Implementation:Microsoft Onnxruntime CPU FakeQuant
| Knowledge Sources | |
|---|---|
| Domains | Training, CPU_Kernels |
| Last Updated | 2026-02-10 04:00 GMT |
Overview
Concrete tool for fake quantization forward and gradient computation on CPU in the ONNX Runtime training framework.
Description
This file implements two kernels for quantization-aware training:
FakeQuant: Simulates quantization during training by quantizing the input to integer range [quant_min, quant_max] and immediately dequantizing back to floating point: output = (clamp(round(input/scale) + zero_point, quant_min, quant_max) - zero_point) * scale.
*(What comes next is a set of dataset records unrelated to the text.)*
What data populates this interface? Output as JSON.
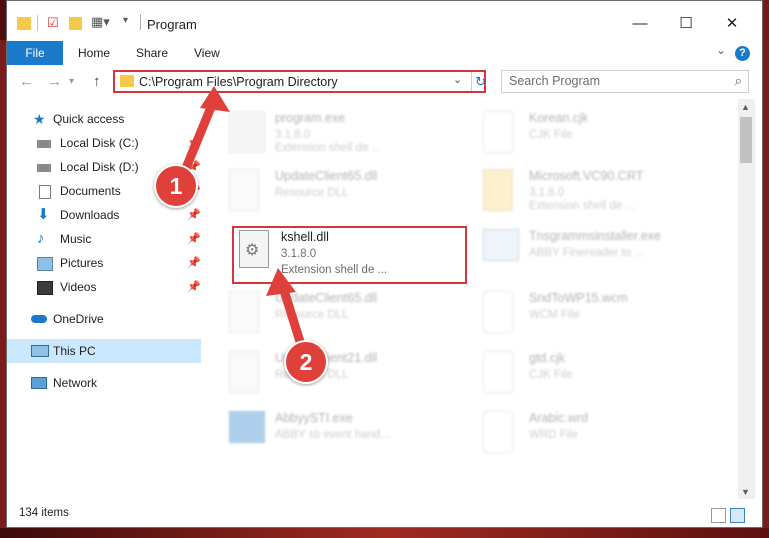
{
  "window": {
    "title": "Program"
  },
  "ribbon": {
    "tabs": [
      "File",
      "Home",
      "Share",
      "View"
    ],
    "help_label": "?"
  },
  "address": {
    "path": "C:\\Program Files\\Program Directory"
  },
  "search": {
    "placeholder": "Search Program"
  },
  "sidebar": {
    "items": [
      {
        "label": "Quick access",
        "icon": "star-icon"
      },
      {
        "label": "Local Disk (C:)",
        "icon": "drive-icon"
      },
      {
        "label": "Local Disk (D:)",
        "icon": "drive-icon"
      },
      {
        "label": "Documents",
        "icon": "document-icon"
      },
      {
        "label": "Downloads",
        "icon": "download-icon"
      },
      {
        "label": "Music",
        "icon": "music-icon"
      },
      {
        "label": "Pictures",
        "icon": "picture-icon"
      },
      {
        "label": "Videos",
        "icon": "video-icon"
      },
      {
        "label": "OneDrive",
        "icon": "cloud-icon"
      },
      {
        "label": "This PC",
        "icon": "computer-icon"
      },
      {
        "label": "Network",
        "icon": "network-icon"
      }
    ]
  },
  "files": [
    {
      "name": "program.exe",
      "line2": "3.1.8.0",
      "line3": "Extension shell de ..."
    },
    {
      "name": "Korean.cjk",
      "line2": "CJK File",
      "line3": ""
    },
    {
      "name": "UpdateClient65.dll",
      "line2": "Resource DLL",
      "line3": ""
    },
    {
      "name": "Microsoft.VC90.CRT",
      "line2": "3.1.8.0",
      "line3": "Extension shell de ..."
    },
    {
      "name": "kshell.dll",
      "line2": "3.1.8.0",
      "line3": "Extension shell de ..."
    },
    {
      "name": "Tnsgrammsinstaller.exe",
      "line2": "ABBY Finereader to ...",
      "line3": ""
    },
    {
      "name": "UpdateClient65.dll",
      "line2": "Resource DLL",
      "line3": ""
    },
    {
      "name": "SndToWP15.wcm",
      "line2": "WCM File",
      "line3": ""
    },
    {
      "name": "UpdateClient21.dll",
      "line2": "Resource DLL",
      "line3": ""
    },
    {
      "name": "gtd.cjk",
      "line2": "CJK File",
      "line3": ""
    },
    {
      "name": "AbbyySTI.exe",
      "line2": "ABBY sti event hand...",
      "line3": ""
    },
    {
      "name": "Arabic.wrd",
      "line2": "WRD File",
      "line3": ""
    }
  ],
  "status": {
    "item_count": "134 items"
  },
  "annotations": {
    "step1": "1",
    "step2": "2"
  },
  "colors": {
    "accent": "#1979ca",
    "highlight": "#d9343a",
    "selected": "#cce8ff"
  }
}
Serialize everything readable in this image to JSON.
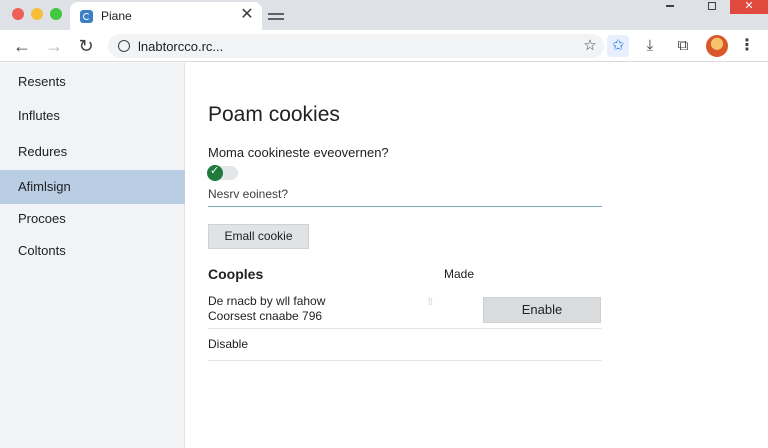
{
  "window": {
    "tab_title": "Piane",
    "tab_close_glyph": "✕",
    "close_glyph": "✕"
  },
  "toolbar": {
    "url": "lnabtorcco.rc..."
  },
  "sidebar": {
    "items": [
      {
        "label": "Resents",
        "active": false
      },
      {
        "label": "Influtes",
        "active": false
      },
      {
        "label": "Redures",
        "active": false
      },
      {
        "label": "Afimlsign",
        "active": true
      },
      {
        "label": "Procoes",
        "active": false
      },
      {
        "label": "Coltonts",
        "active": false
      }
    ]
  },
  "main": {
    "title": "Poam cookies",
    "setting_label": "Moma cookineste eveovernen?",
    "toggle_on": true,
    "input_placeholder": "Nesrv eoinest?",
    "email_button": "Emall cookie",
    "section_title": "Cooples",
    "column_header": "Made",
    "row_line1": "De rnacb by wll fahow",
    "row_line2": "Coorsest cnaabe 796",
    "enable_button": "Enable",
    "disable_link": "Disable"
  },
  "colors": {
    "active_sidebar": "#b9cde3",
    "toggle_green": "#1e7b3d",
    "accent_blue": "#1a73e8"
  }
}
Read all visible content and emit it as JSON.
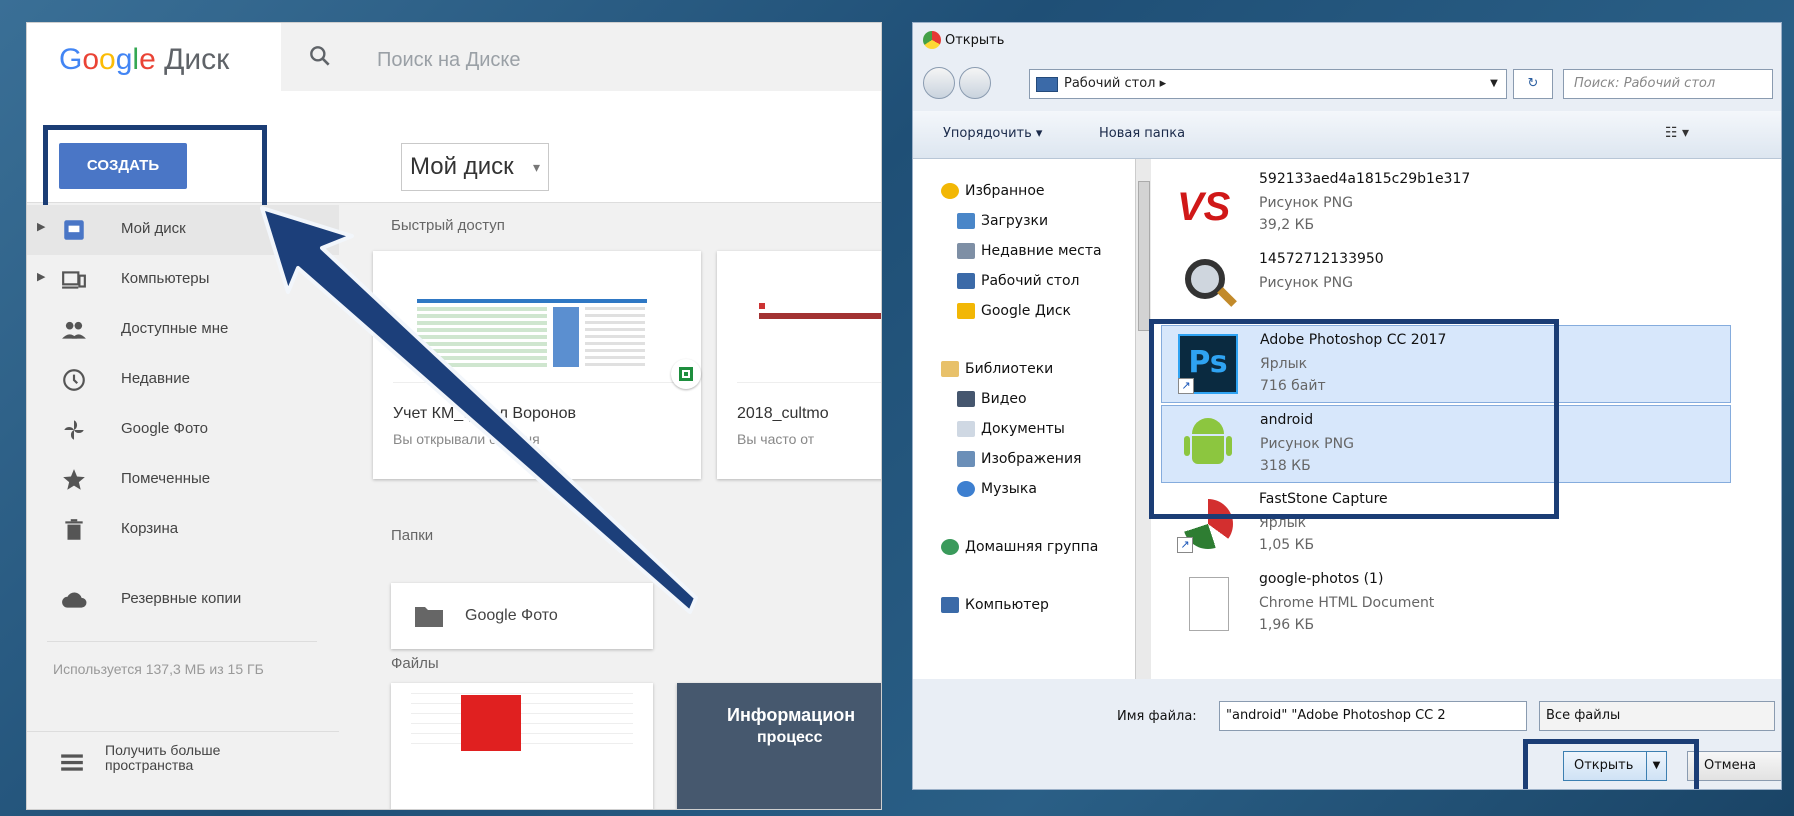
{
  "drive": {
    "logo": {
      "brand": [
        "G",
        "o",
        "o",
        "g",
        "l",
        "e"
      ],
      "product": "Диск"
    },
    "search_placeholder": "Поиск на Диске",
    "create_label": "СОЗДАТЬ",
    "my_disk_dropdown": "Мой диск",
    "sidebar": [
      {
        "label": "Мой диск",
        "icon": "drive-icon",
        "active": true
      },
      {
        "label": "Компьютеры",
        "icon": "computer-icon"
      },
      {
        "label": "Доступные мне",
        "icon": "people-icon"
      },
      {
        "label": "Недавние",
        "icon": "clock-icon"
      },
      {
        "label": "Google Фото",
        "icon": "pinwheel-icon"
      },
      {
        "label": "Помеченные",
        "icon": "star-icon"
      },
      {
        "label": "Корзина",
        "icon": "trash-icon"
      },
      {
        "label": "Резервные копии",
        "icon": "cloud-icon"
      }
    ],
    "storage_text": "Используется 137,3 МБ из 15 ГБ",
    "get_more_storage": [
      "Получить больше",
      "пространства"
    ],
    "quick_access_label": "Быстрый доступ",
    "quick_access": [
      {
        "name": "Учет КМ_ф_ ил Воронов",
        "sub": "Вы открывали сегодня"
      },
      {
        "name": "2018_cultmo",
        "sub": "Вы часто от"
      }
    ],
    "folders_label": "Папки",
    "folder_name": "Google Фото",
    "files_label": "Файлы",
    "file_card_text": [
      "Информацион",
      "процесс"
    ]
  },
  "dialog": {
    "title": "Открыть",
    "address": "Рабочий стол",
    "search_placeholder": "Поиск: Рабочий стол",
    "toolbar": {
      "organize": "Упорядочить ▾",
      "new_folder": "Новая папка"
    },
    "nav": {
      "favorites": "Избранное",
      "downloads": "Загрузки",
      "recent": "Недавние места",
      "desktop": "Рабочий стол",
      "gdrive": "Google Диск",
      "libraries": "Библиотеки",
      "video": "Видео",
      "documents": "Документы",
      "images": "Изображения",
      "music": "Музыка",
      "homegroup": "Домашняя группа",
      "computer": "Компьютер"
    },
    "files": [
      {
        "name": "592133aed4a1815c29b1e317",
        "type": "Рисунок PNG",
        "size": "39,2 КБ"
      },
      {
        "name": "14572712133950",
        "type": "Рисунок PNG",
        "size": ""
      },
      {
        "name": "Adobe Photoshop CC 2017",
        "type": "Ярлык",
        "size": "716 байт"
      },
      {
        "name": "android",
        "type": "Рисунок PNG",
        "size": "318 КБ"
      },
      {
        "name": "FastStone Capture",
        "type": "Ярлык",
        "size": "1,05 КБ"
      },
      {
        "name": "google-photos (1)",
        "type": "Chrome HTML Document",
        "size": "1,96 КБ"
      }
    ],
    "filename_label": "Имя файла:",
    "filename_value": "\"android\" \"Adobe Photoshop CC 2",
    "filetype_value": "Все файлы",
    "open_label": "Открыть",
    "cancel_label": "Отмена"
  },
  "colors": {
    "highlight": "#1b3d75",
    "create": "#4a76c6"
  }
}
It also outputs a boolean mask indicating which elements fell within the quantization range (not clipped). The operation runs in parallel using the thread pool with a per-element cost model.
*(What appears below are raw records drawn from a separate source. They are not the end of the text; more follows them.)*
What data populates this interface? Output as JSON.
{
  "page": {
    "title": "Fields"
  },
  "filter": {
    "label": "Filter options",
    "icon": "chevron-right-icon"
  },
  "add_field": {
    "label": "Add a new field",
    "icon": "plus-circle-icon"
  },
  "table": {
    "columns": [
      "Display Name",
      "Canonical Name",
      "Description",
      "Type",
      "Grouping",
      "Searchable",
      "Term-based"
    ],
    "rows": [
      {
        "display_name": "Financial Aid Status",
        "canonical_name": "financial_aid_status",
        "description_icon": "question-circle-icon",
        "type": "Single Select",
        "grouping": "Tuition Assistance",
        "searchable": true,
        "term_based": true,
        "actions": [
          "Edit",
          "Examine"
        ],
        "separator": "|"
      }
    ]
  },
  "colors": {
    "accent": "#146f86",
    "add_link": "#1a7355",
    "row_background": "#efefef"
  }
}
FakeQuantGrad: Computes the straight-through estimator gradient: dX = dY * mask, where the mask is true if the element was within quantization range during the forward pass, and false (gradient is zeroed) if it was clipped. This implements the standard straight-through estimator used in quantization-aware training.
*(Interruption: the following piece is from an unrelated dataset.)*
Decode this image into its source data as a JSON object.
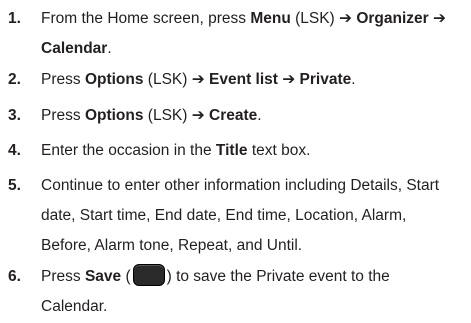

Both kernels support per-tensor quantization. Per-channel quantization is noted as a TODO.
Usage
These kernels are used in quantization-aware training (QAT) to simulate the effects of quantization during training while maintaining differentiability through the straight-through estimator.
Code Reference
Source Location
- Repository: Microsoft_Onnxruntime
- File: orttraining/orttraining/training_ops/cpu/quantization/fake_quant.cc
- Lines: 1-118
Signature
template <typename T>
void FakeQuantPerTensor(OpKernelContext* ctx, const int64_t num_elements,
const T* input_data, T quant_scale, T quant_zero_point,
int64_t quant_min, int64_t quant_max,
T* fake_quantized_data, bool* quantization_mask_data);
template <typename T>
void FakeQuantGradImpl(const Tensor& dY, const Tensor& gradient_mask, Tensor& dX);
template <typename T>
Status FakeQuant<T>::Compute(OpKernelContext* ctx) const;
template <typename T>
Status FakeQuantGrad<T>::Compute(OpKernelContext* ctx) const;
Import
#include "orttraining/orttraining/training_ops/cpu/quantization/fake_quant.h"
I/O Contract
Inputs (FakeQuant)
| Name | Type | Required | Description |
|---|---|---|---|
| input | Tensor(float) | Yes | Input tensor to fake-quantize |
| scale | Tensor(float) | Yes | Quantization scale (scalar) |
| zero_point | Tensor(float) | Yes | Quantization zero point (scalar) |
Outputs (FakeQuant)
| Name | Type | Description |
|---|---|---|
| fake_quantized | Tensor(float) | Fake-quantized output (same shape as input) |
| quantization_mask | Tensor(bool) | Mask indicating in-range elements |
Inputs (FakeQuantGrad)
| Name | Type | Required | Description |
|---|---|---|---|
| dY | Tensor(float) | Yes | Upstream gradient |
| gradient_mask | Tensor(bool) | Yes | Quantization mask from forward pass |
Outputs (FakeQuantGrad)
| Name | Type | Description |
|---|---|---|
| dX | Tensor(float) | Gradient w.r.t. input (masked by straight-through estimator) |
Usage Examples
ONNX_OPERATOR_TYPED_KERNEL_EX(
FakeQuant, kMSDomain, 1, float, kCpuExecutionProvider,
(*KernelDefBuilder::Create())
.TypeConstraint("T", DataTypeImpl::GetTensorType<float>()),
FakeQuant<float>);
ONNX_OPERATOR_TYPED_KERNEL_EX(
FakeQuantGrad, kMSDomain, 1, float, kCpuExecutionProvider,
(*KernelDefBuilder::Create())
.TypeConstraint("T", DataTypeImpl::GetTensorType<float>()),
FakeQuantGrad<float>);